Para conhecer mais sobre o grupo e ver os horários de treinamento, visite a página do USParkour no Facebook.

“Se você, mana, tá lendo essa reportagem, bora treinar conosco!”

“Além do USParkour, eu treino com um grupo só de minas: ‘As que Traça’. Uma brincadeira com o título ‘traceuse’, que denomina as praticantes de parkour.

Como ainda hoje o parkour é marginalizado e quem treina pelas ruas acaba sendo taxado de vândalo, a imagem invocada do praticante é um cara meio ‘brutão’, que sai destruindo muros por aí. Mas a realidade é que tem muita mina treinando sim!

É claro que o número é menor. Isso se dá principalmente por conta do desestímulo da sociedade no geral e por esse olhar maldoso que se tem ao relacionar parkour ao vandalismo. Então nessa sociedade do pragmático patriarcalismo: ‘isso não é esporte de mulher’.

Às vezes também, os próprios praticantes homens chegam com aquele papo: ‘vocês são mais fracas mesmo, então não fiquem tristes por não conseguir tal movimento’, o famoso ‘isso é difícil pra uma mina’, quando erramos, ou, ainda, “uau você treina tipo cara, que monstro!” – que na cabeça deles soa como elogio ou reconforto.

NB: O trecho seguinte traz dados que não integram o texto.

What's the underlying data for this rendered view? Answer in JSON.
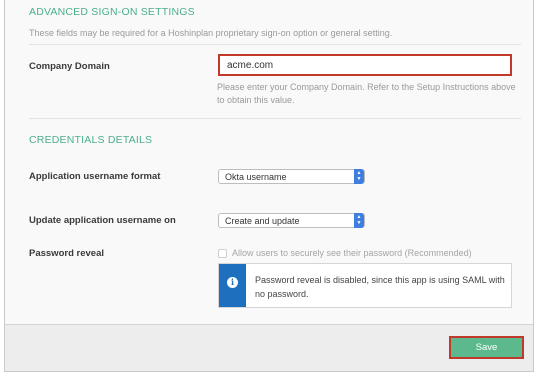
{
  "advanced": {
    "title": "ADVANCED SIGN-ON SETTINGS",
    "description": "These fields may be required for a Hoshinplan proprietary sign-on option or general setting.",
    "company_domain": {
      "label": "Company Domain",
      "value": "acme.com",
      "help": "Please enter your Company Domain. Refer to the Setup Instructions above to obtain this value."
    }
  },
  "credentials": {
    "title": "CREDENTIALS DETAILS",
    "username_format": {
      "label": "Application username format",
      "selected": "Okta username"
    },
    "update_username": {
      "label": "Update application username on",
      "selected": "Create and update"
    },
    "password_reveal": {
      "label": "Password reveal",
      "checkbox_label": "Allow users to securely see their password (Recommended)",
      "checked": false,
      "info_text": "Password reveal is disabled, since this app is using SAML with no password.",
      "info_icon": "info-icon"
    }
  },
  "footer": {
    "save_label": "Save"
  },
  "colors": {
    "section_title": "#4caf8a",
    "highlight_border": "#c0392b",
    "save_button": "#5cb98e",
    "select_arrow": "#3d7fe0",
    "info_stripe": "#1f6fbf"
  }
}
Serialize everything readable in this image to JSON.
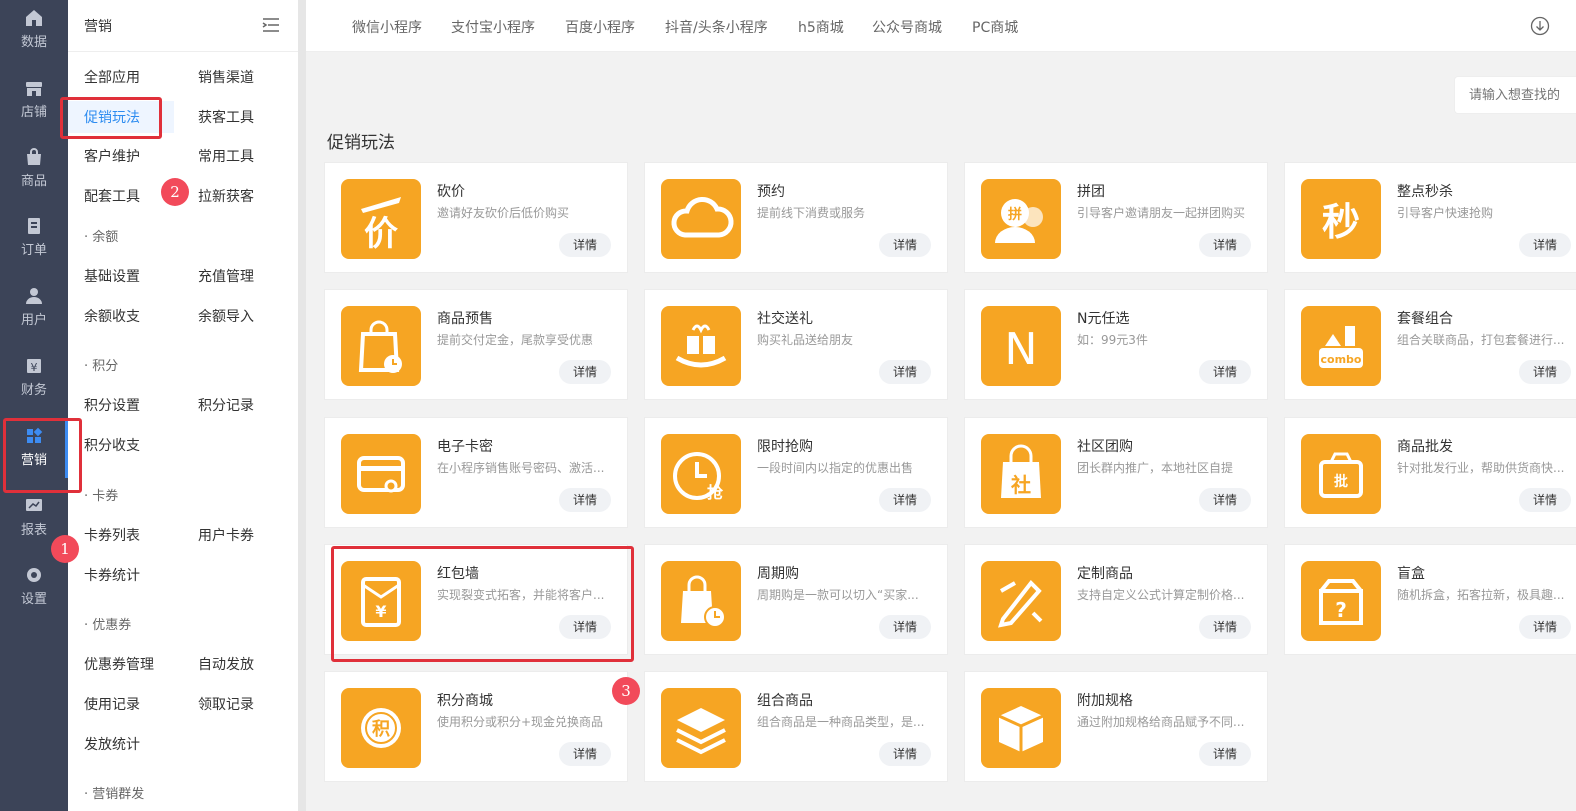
{
  "rail": [
    {
      "label": "数据",
      "icon": "home-icon"
    },
    {
      "label": "店铺",
      "icon": "store-icon"
    },
    {
      "label": "商品",
      "icon": "bag-icon"
    },
    {
      "label": "订单",
      "icon": "order-icon"
    },
    {
      "label": "用户",
      "icon": "user-icon"
    },
    {
      "label": "财务",
      "icon": "finance-icon"
    },
    {
      "label": "营销",
      "icon": "marketing-icon",
      "active": true
    },
    {
      "label": "报表",
      "icon": "report-icon"
    },
    {
      "label": "设置",
      "icon": "gear-icon"
    }
  ],
  "sidebar": {
    "title": "营销",
    "links": {
      "all_apps": "全部应用",
      "sales_channel": "销售渠道",
      "promo": "促销玩法",
      "acquisition": "获客工具",
      "customer_care": "客户维护",
      "common_tools": "常用工具",
      "support_tools": "配套工具",
      "new_customers": "拉新获客",
      "balance_settings": "基础设置",
      "recharge_mgmt": "充值管理",
      "balance_flow": "余额收支",
      "balance_import": "余额导入",
      "points_settings": "积分设置",
      "points_records": "积分记录",
      "points_flow": "积分收支",
      "coupon_list": "卡券列表",
      "user_coupons": "用户卡券",
      "coupon_stats": "卡券统计",
      "voucher_mgmt": "优惠券管理",
      "auto_issue": "自动发放",
      "usage_records": "使用记录",
      "claim_records": "领取记录",
      "issue_stats": "发放统计"
    },
    "groups": {
      "balance": "· 余额",
      "points": "· 积分",
      "coupons": "· 卡券",
      "vouchers": "· 优惠券",
      "mass": "· 营销群发"
    }
  },
  "tabs": [
    "微信小程序",
    "支付宝小程序",
    "百度小程序",
    "抖音/头条小程序",
    "h5商城",
    "公众号商城",
    "PC商城"
  ],
  "search": {
    "placeholder": "请输入想查找的"
  },
  "section_title": "促销玩法",
  "detail_label": "详情",
  "cards": [
    {
      "name": "砍价",
      "desc": "邀请好友砍价后低价购买",
      "icon": "bargain-icon"
    },
    {
      "name": "预约",
      "desc": "提前线下消费或服务",
      "icon": "cloud-icon"
    },
    {
      "name": "拼团",
      "desc": "引导客户邀请朋友一起拼团购买",
      "icon": "group-buy-icon"
    },
    {
      "name": "整点秒杀",
      "desc": "引导客户快速抢购",
      "icon": "flash-sale-icon"
    },
    {
      "name": "商品预售",
      "desc": "提前交付定金，尾款享受优惠",
      "icon": "presale-icon"
    },
    {
      "name": "社交送礼",
      "desc": "购买礼品送给朋友",
      "icon": "gift-icon"
    },
    {
      "name": "N元任选",
      "desc": "如：99元3件",
      "icon": "n-yuan-icon"
    },
    {
      "name": "套餐组合",
      "desc": "组合关联商品，打包套餐进行...",
      "icon": "combo-icon"
    },
    {
      "name": "电子卡密",
      "desc": "在小程序销售账号密码、激活...",
      "icon": "e-card-icon"
    },
    {
      "name": "限时抢购",
      "desc": "一段时间内以指定的优惠出售",
      "icon": "limited-time-icon"
    },
    {
      "name": "社区团购",
      "desc": "团长群内推广，本地社区自提",
      "icon": "community-icon"
    },
    {
      "name": "商品批发",
      "desc": "针对批发行业，帮助供货商快...",
      "icon": "wholesale-icon"
    },
    {
      "name": "红包墙",
      "desc": "实现裂变式拓客，并能将客户...",
      "icon": "red-packet-icon"
    },
    {
      "name": "周期购",
      "desc": "周期购是一款可以切入“买家...",
      "icon": "periodic-icon"
    },
    {
      "name": "定制商品",
      "desc": "支持自定义公式计算定制价格...",
      "icon": "custom-icon"
    },
    {
      "name": "盲盒",
      "desc": "随机拆盒，拓客拉新，极具趣...",
      "icon": "blind-box-icon"
    },
    {
      "name": "积分商城",
      "desc": "使用积分或积分+现金兑换商品",
      "icon": "points-mall-icon"
    },
    {
      "name": "组合商品",
      "desc": "组合商品是一种商品类型，是...",
      "icon": "layers-icon"
    },
    {
      "name": "附加规格",
      "desc": "通过附加规格给商品赋予不同...",
      "icon": "package-icon"
    }
  ],
  "annotations": [
    "1",
    "2",
    "3"
  ],
  "colors": {
    "accent": "#f6a523",
    "rail": "#3c4458",
    "highlight": "#e0303a",
    "active_link": "#2d8cf0"
  }
}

Acho que o primeiro passo para mudar essa situação é aumentar a visibilidade não só do parkour feminino, mas do parkour no geral, e desmistificar essa ideia de que somos vândalos.

Quando eu comecei a praticar, foi complicado. No grupo, de uns 120 praticantes, nós éramos quinze, no máximo vinte, traceuse. Então sempre acabávamos ouvindo aquelas frases de incentivo nada acolhedoras.

Apesar disso, o pior mesmo é o pessoal de fora. Isso porque os caras do treino a gente vai dando uns toques e mostrando do que somos capazes. O complicado mesmo são as pessoas de fora, que inclusive chegaram a dizer: ‘mas isso é coisa de moleque’, ‘vai dizer agora que virou sapatão também?’. Essa foi a associação mais ridícula que já ouvi. Então, a gente só ignora e segue em frente.

Então se você, mana, tá lendo essa reportagem, bora treinar conosco! Vamos te receber de braços abertos! Pros caras também, claro, mas esse é meu convite especial de mana pra mana!”

Maria Gabriela Bento, a Pink

 

ERRAMOS:

Na primeira edição da matéria, havíamos informado que o USParkour era ligada à Cefisma. Na verdade, o grupo é filiado à  Associação Atlética Acadêmica Gleb Wataghin. A Cefisma é  o Centro Acadêmico da Física.